For a long time, I believed reflection meant replaying a decision in my own head until I felt comfortable with it again. If I could explain it clearly and logically, I assumed that was learning. It wasn't. It was coherence. And coherence can create the illusion of depth without actually widening perspective.
The limitation was not intent. It was range.
I often use a mirror analogy to explain this. A mirror shows you what you recognise. A house of mirrors shows you what you would not choose to see.
After major decisions, I would revisit the reasoning. It felt disciplined and honest. I could explain why the judgement made sense. In reality, I was evaluating my thinking from the same position that created it.
The explanation preserved stability and reduced uncertainty.
There have been moments when someone challenged a decision I had been certain about, simply from a different angle. I remember the discomfort. Not because they were wrong, but because they might not have been.
When you carry responsibility for performance or for the wellbeing of others, doubt feels expensive. It touches identity as much as consequence. The temptation is to resolve tension quickly rather than remain inside it.
Over time, experience makes your explanations smoother and authority reinforces them. The narrative of why this works becomes increasingly coherent and increasingly difficult to interrogate.
And coherence can become a constraint.
In sport we would never accept a single metric as truth. We examine performance through multiple lenses because no single measure captures the whole. Yet when it comes to thinking, introspection is often treated as sufficient.

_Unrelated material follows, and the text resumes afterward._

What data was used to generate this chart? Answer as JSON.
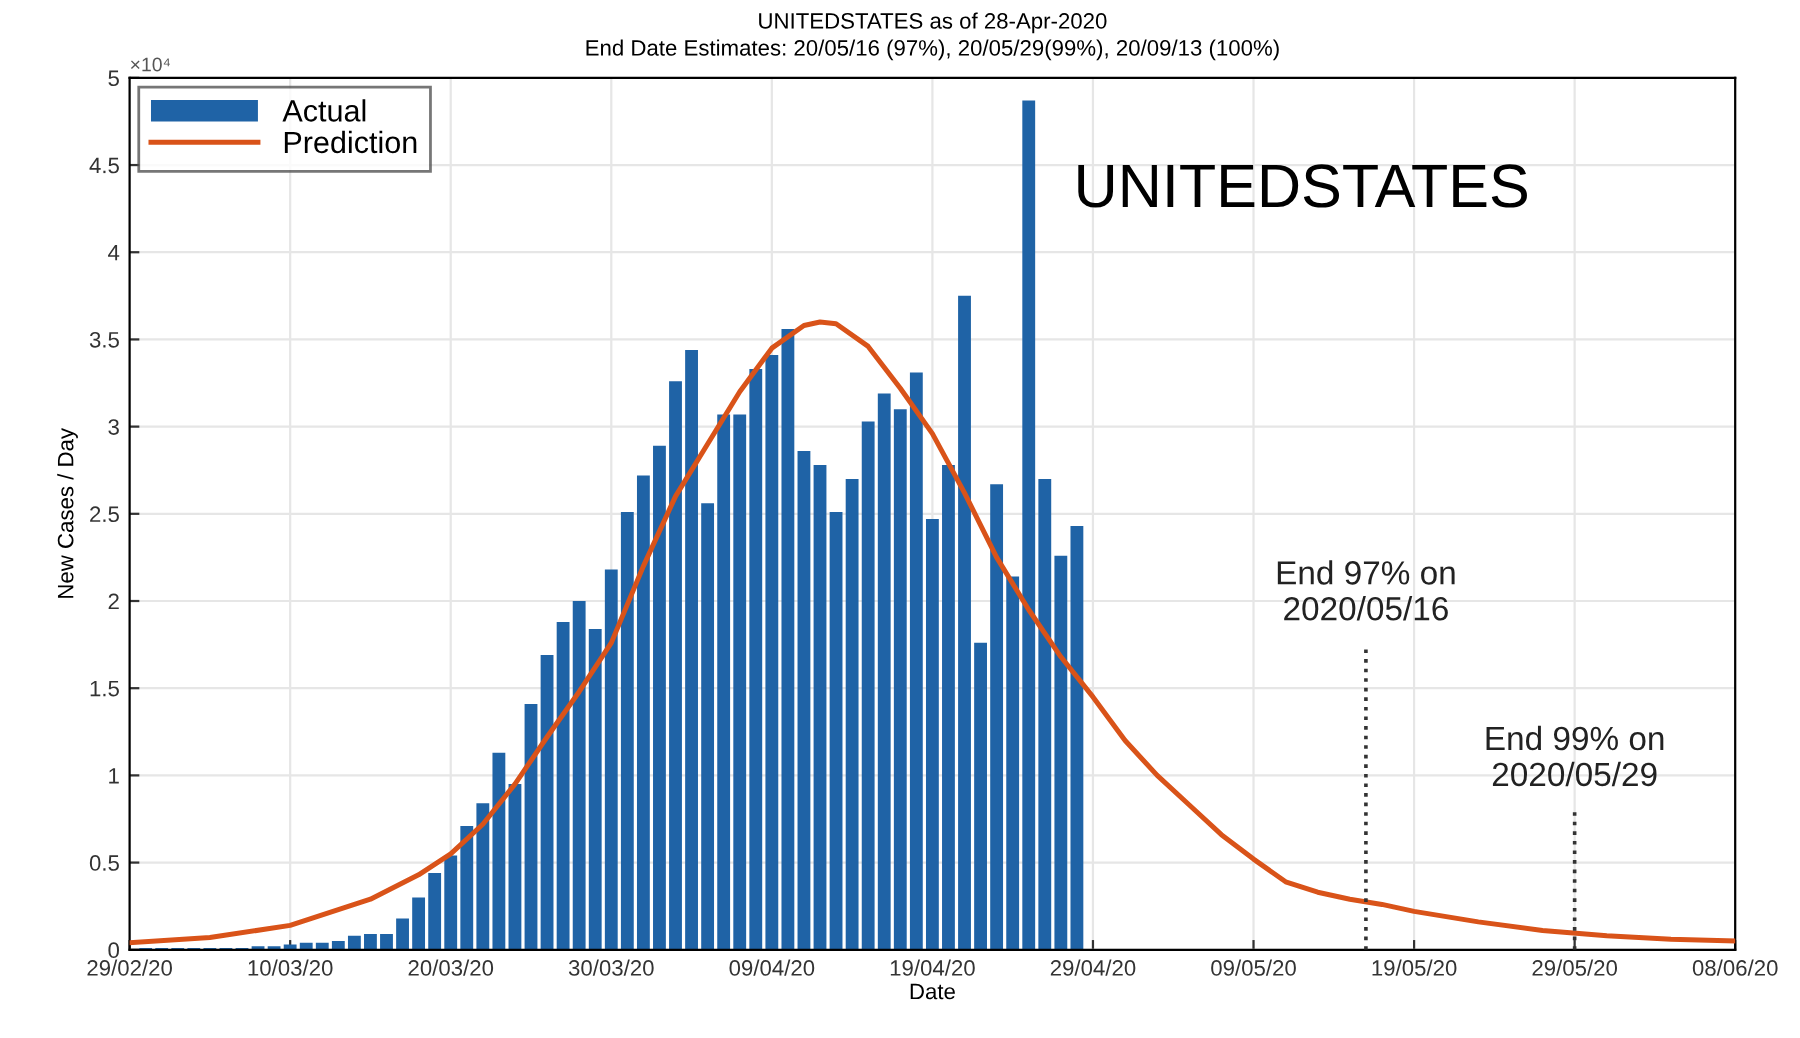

The most valuable growth I've experienced did not come from reflecting alone. It came when my thinking was examined across patterns, across time, and alongside viewpoints that were not shaped by the same pressures.
That is what a house of mirrors provides. It is uncomfortable. It slows certainty and exposes blind spots. But it increases accuracy.
Most environments do not struggle because people refuse to reflect. They struggle because alternative perspectives are not sustained long enough to influence behaviour.
Over recent months consulting in performance environments, I've observed a consistent pattern. Tension surfaces, is briefly examined, then settles before it meaningfully shifts behaviour. Blind spots are identified but rarely integrated. Systems drift back toward familiar explanations because they restore coherence rather than tolerate sustained uncertainty.
Reflection continues, but without structural challenge, learning plateaus.
If you carry responsibility for performance or the wellbeing of others, the question is not whether you reflect. Most leaders do.
The more important question is whether you have built a structure around your thinking that protects you from the limits of your own coherence.
Blind spots cannot be seen from the position that created them.